Rob Does Words
Treating fiction poorly since 2019

THE GAME CAMPS


The world changes all around us. Admittedly, it can be easy to miss if you were, for example, in the middle of it. After all, the cities were a constant source of change. But it is also easy to miss if you were one of the rural dwellers or in the farming class. Things moved slower in the interior than they did in the city, and life just happens.

Further out, especially in the game camps of the northern expanse, entire generations could live and die and not see any change in their way of life. There's a famous example of one of these camps making contact with the larger world, and even today, some 80 years later, it’s still used as an example of how not to deal with these sorts of encounters.

The settlers that crossed the oceans found this continent to be mostly empty; inhabited by flocks and herds of unfamiliar animals, flora that put to shame the drab greenery they had left behind and a resourceful and stubborn, yet respectful, native population.

At first, there was little conflict, but both populations were still small and the continent was big enough for all of them. But over time this changed. The settlers grew faster than their limited resources could cope with and they started to encroach on the natives land.

The natives weren't beholden to territory and fences were a foreign concept, but in general there was a distinct difference between their land and the land the settlers claimed. When those vague boundaries were crossed, conflict could not be avoided.

The Great Western Struggle is an infamous and well documented era in the founding ages of our country, however it does not tell what happened in the north.

As the settlers moved further north to find new claims to work, they found other tribes of natives and decided, despite pressure from the colonial government, to work with the natives. This led to the original game camps.

These northern tribes were semi-nomadic - unlike their southern cousins who kept more permanent villages - and moved with the seasonal ice flows and the migratory animals that moved with them. During the winter these camps would move south, keeping just ahead of the massive glaciers which would push the animals south, at least those that didn't hibernate. These animals would be funnelled into the camps traps and the natives would teach the settlers how to hunt so there would be a herd next winter.

As the days warmed and the glaciers retreated, the hibernating animals would reemerge and the camps would move north, doing the same to them.

The problem was that with more and more people each year moving with the camps, there was less and less meat to go around, and the camps tended to split from each other when they hit a certain number of people. This forced each camp to maintain a relatively steady population but also forced the population as a whole to move eastward.

Over time, this meant more and more people were not exposed to the machinations of the nation at large; each camp was really its own little thing. Eventually, these camps reached the far east coast of the continent. While it wasn't any warmer on this side compared to the west coast, the lay of the land meant that the glaciers did not come down as far south, which grew the hunting space these people could work in. Not only that, but some of the first permanent hunting towns were built in the north east.

One of the smallest of these towns was built in a bay which opens out into what used to be the main shipping channel in the east. It’s only a model village these days, representing it, and the other hunting towns that existed at the time. It also commemorates the event which led to the current game camps.

It was early winter and one of the freshly minted cargo ships coming from the colonial homeland to drop off various bits and pieces to the colonists along the eastern coastline had veered significantly off course and ran aground in the shallows just off shore from the little town.

Now, since these ships were brand new and this one was on its maiden voyage and the townsfolk were several generations removed from the original group who had arrived on the western shores of the continent and had no direct experience with large ships, waking up one morning and seeing this tall, steel thing rising out of the bay was rather alarming to say the least.

Most of the younger townspeople were terrified more than anything, and when the adults saw smaller boats lowered down from the bigger ship and start rowing to shore, they did the only thing they knew to do when in the presence of potential threats: they got their guns.

Meanwhile, the native population of the town, in an effort to ensure the safety of their own people, plus the safety of the town as a whole, had retreated out of the town and into the forest. This would later prove to be one of those damned if you do, damned if you don't situations. If the natives had stayed in town, the sailors from the wrecked ship would have shot them, as they had no idea about the cooperation between them and the colonials. But hiding in the trees made the sailors think they were even more of a threat, and when they were discovered, they were slaughtered en masse.

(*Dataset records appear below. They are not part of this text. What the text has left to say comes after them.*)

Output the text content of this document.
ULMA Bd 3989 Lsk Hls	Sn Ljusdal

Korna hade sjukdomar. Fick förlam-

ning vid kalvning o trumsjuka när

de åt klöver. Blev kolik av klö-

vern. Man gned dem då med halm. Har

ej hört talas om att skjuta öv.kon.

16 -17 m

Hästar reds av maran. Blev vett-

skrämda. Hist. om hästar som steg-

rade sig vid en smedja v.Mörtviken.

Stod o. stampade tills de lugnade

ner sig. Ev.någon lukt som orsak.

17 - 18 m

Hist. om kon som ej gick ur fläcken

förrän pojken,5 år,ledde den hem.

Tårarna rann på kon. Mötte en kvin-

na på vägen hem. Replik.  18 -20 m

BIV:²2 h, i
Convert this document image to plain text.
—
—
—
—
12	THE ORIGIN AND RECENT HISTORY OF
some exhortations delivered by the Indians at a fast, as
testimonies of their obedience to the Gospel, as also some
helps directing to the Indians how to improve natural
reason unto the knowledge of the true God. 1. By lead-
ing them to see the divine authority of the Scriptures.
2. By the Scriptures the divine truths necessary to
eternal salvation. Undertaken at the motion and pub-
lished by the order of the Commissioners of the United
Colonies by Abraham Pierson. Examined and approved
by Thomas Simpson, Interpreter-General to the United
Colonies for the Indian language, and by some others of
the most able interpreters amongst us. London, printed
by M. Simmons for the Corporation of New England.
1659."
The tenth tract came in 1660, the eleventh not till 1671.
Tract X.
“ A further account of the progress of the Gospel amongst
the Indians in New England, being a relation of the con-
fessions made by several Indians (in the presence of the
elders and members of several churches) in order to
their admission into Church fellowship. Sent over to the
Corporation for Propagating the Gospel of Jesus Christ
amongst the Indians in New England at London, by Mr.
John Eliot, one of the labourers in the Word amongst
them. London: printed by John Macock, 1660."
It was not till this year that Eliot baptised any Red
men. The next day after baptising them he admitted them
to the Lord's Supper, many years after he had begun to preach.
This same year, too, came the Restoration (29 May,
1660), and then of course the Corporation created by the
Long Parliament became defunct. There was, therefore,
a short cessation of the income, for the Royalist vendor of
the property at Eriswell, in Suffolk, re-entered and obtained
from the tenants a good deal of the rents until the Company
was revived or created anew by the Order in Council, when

But before that was the siege. The locals fired over the heads of the boats as they entered the bay. When the sailors realised that they were too far away to yell their non-hostility at them, they anchored their boats and waited.

The crew still on the bigger ship saw what was happening and radioed this information down the coast to the nearest big city, which in turn sent up a portion of the newly formed armed forces. But instead of entering the town peacefully, these soldiers made camp outside town and basically told the locals to lay down their arms or they'd be taken by force.

The siege lasted eight weeks, and was only broken when a small group of soldiers stole around and approached the town from the forest where they found the natives hiding. The killings snapped everyone back to their senses and talks began.

You can argue all day about whether or not the game camps should have been annexed by the expanding nation. And to be fair, they never did get all of them. But the cooperation with the natives is said to have ended then and there and when the other tribes caught wind of what had happened, essentially all negotiations with the colonists were ended.

So, in one way, the game camps and their voluntary segregation from the rest of society is what ultimately caused the Rolling Wars, but obviously there were a great many other influences that played their part as well.